The main contribution of this thesis concerns one modeling scheme that could back such an admission control scheme. This thesis focuses on system timing as one aspect of safety-critical systems. Here, an existing formal analysis method (Compositional Performance Analysis) is transformed into a distributed algorithm, which could back an admission control scheme in the proposed architecture. In order to prove the transformation tractable, a novel formalization of the existing modeling and analysis scheme is presented, which enables reasoning about quality and existence of solutions as well as applicable algorithms.
As a second aspect, this thesis discusses under which circumstances the proposed algorithm yields results in bounded time and proposes a method to compute such a bound beforehand. This is mandatory, if such an admission control scheme is to be employed at runtime in a timing-critical system. This discussion encompasses a novel empirical evaluation of existing bounded-time schedulability analysis algorithms, which are an integral part of system analysis.

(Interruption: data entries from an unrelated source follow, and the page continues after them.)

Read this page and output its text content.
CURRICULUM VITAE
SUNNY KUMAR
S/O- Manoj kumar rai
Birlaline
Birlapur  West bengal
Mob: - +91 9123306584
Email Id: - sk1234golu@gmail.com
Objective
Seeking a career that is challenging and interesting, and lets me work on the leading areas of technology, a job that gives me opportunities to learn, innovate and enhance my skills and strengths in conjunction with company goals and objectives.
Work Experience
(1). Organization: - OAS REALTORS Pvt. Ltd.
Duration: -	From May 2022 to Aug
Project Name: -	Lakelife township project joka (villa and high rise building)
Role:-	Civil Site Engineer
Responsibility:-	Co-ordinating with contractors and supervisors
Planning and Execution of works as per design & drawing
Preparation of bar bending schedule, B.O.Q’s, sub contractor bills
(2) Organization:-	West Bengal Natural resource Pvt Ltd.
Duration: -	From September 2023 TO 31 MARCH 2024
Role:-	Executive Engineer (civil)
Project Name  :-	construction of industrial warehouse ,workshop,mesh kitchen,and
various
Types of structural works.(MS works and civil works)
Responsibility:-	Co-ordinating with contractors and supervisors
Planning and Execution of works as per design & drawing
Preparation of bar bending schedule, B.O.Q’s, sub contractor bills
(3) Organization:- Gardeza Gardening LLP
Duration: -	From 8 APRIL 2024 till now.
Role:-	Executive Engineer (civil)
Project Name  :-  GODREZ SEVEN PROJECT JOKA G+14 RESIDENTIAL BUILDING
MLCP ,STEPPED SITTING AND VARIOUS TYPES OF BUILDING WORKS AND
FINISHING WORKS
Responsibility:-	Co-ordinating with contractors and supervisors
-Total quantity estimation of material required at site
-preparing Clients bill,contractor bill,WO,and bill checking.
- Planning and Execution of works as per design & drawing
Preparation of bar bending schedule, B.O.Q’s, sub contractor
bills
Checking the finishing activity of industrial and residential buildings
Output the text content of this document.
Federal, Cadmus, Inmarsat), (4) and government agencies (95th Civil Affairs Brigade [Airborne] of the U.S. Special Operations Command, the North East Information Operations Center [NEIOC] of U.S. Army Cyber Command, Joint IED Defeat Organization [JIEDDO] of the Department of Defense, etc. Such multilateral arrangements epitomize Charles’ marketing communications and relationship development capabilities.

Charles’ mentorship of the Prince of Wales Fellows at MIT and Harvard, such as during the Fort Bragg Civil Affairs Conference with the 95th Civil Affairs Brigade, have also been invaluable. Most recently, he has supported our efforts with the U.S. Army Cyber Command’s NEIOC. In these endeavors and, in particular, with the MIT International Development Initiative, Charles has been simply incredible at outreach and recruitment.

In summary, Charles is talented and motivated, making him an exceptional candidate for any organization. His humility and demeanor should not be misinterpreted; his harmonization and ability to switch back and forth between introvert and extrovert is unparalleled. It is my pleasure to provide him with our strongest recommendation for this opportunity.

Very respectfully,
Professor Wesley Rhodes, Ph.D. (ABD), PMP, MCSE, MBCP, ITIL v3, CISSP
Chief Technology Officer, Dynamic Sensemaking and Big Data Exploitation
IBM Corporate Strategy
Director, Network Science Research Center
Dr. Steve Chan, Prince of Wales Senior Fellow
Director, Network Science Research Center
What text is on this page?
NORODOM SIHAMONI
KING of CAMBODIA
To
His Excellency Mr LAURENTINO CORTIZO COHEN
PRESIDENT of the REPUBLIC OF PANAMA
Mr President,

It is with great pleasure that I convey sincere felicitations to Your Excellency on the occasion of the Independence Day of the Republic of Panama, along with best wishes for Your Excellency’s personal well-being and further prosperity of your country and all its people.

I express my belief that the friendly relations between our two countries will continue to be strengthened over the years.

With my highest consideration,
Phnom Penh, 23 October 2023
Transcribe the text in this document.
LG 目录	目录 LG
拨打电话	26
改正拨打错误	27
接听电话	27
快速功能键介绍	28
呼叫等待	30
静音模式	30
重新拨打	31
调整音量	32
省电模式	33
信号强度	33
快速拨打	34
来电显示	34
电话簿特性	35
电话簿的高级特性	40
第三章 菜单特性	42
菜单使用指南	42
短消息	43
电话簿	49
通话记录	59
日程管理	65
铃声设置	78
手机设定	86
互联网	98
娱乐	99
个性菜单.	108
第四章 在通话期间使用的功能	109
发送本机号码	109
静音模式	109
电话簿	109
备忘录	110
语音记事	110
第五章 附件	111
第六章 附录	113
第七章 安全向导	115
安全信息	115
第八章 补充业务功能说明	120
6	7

For completeness, this thesis also addresses design aspects of the execution environment developed in the course of the associated research. The discussion shows that it is possible to add a sufficient amount of flexibility to an existing micro kernel to allow for in-field software updates without adding a tremendous amount of overhead. For the implementation, in many cases existing approaches from different domains where adapted. The novel aspect is tight integration of application contracts with the configuration of the micro-kernel allowing for self-configuration of applicable services.
The overall discussion shows that complex admission control as well as software flexibility in critical systems is tractable in general. The implementation gives insight into the associated cost in terms of memory and computational overhead.